Hotel Lock Hacker Leads Manufacturer to Release Fixes
In response to a Black Hat security conference demonstration in July, electronic lock maker Onity is rolling out fixes to problems that were easily exploited by a 24-year-old security researcher.
With less than $50 worth of equipment, Cody Brocious used an open-source device to connect to a DC port on the bottom of a hotel room keycard lock that opened once the power was turned on.
Although Onity scoffed and called the trick "unreliable and complex to implement," it was a big enough security issue to prompt the company, which has locks on over 4 million hotel room doors, to make some fixes.
The company's approach to combating the hack is two-tiered: Onity will provide physical plugs and Torx screws to block the port and make the casing that houses the HT series lock's guts more difficult to open.
In a statement, Onity said it will provide its customers with those components for free, but the cost of an important firmware update, for both HT series and ADVANCE series locks, will have to be shouldered by the hotels themselves.
The update for HT24 series locks is available now, and the ADVANCE series update will be available at the end of August.
On his blog, Brocious took issue with what Onity called its "firmware update" and explained that the fix will actually require a swapping out of the entire circuit board. That's more like a hardware update.
The hack, as exploited by Brocious, involves a portable programmer not unlike the ones used to program guest keys and master keycards.
Brocious explained to Forbes that the lock's memory becomes readable to the device that's plugged into it.
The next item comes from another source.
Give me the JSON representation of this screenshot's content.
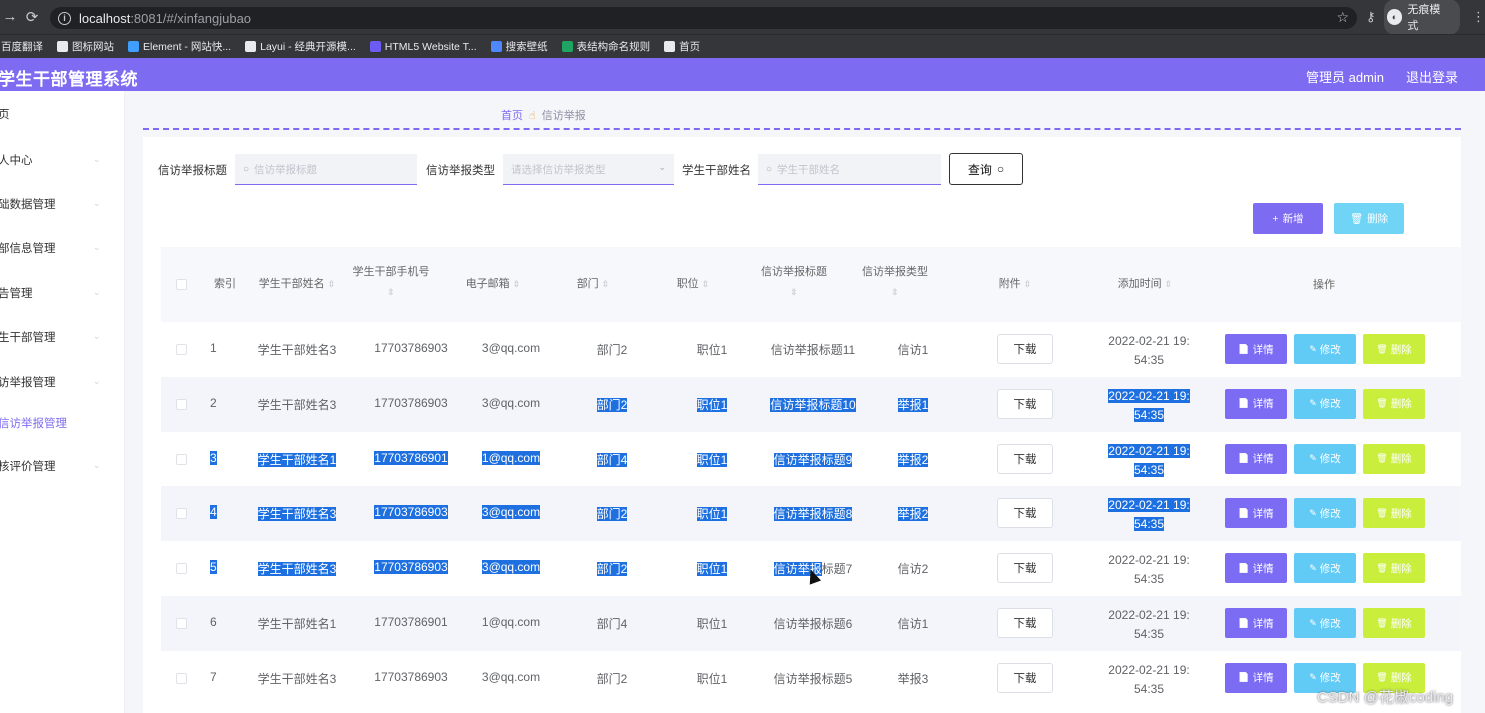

From there, he said he was able to trip the lock's "open" mechanism by accessing the cryptographic key — identical to the key on a corresponding keycard's magnetic strip — stored inside the lock's brain.
While there's still no telling how expensive this solution will be for Onity or its customers, some are upset that Onity is making hotels share the expense at all.
Brocious told The Register that this may lead some hotels to forgo the fix, leaving their guests vulnerable to a technically savvy intruder.
If such a case were to happen to a car, Brocious said, "customers would likely expect a complete recall at the expense of the manufacturer."
Brocious, who praised Onity's decision to confront these issues head-on, said he still thinks the lock manufacturer has the responsibility of bearing the financial cost for its customers and for the hotel guests who trust their locks.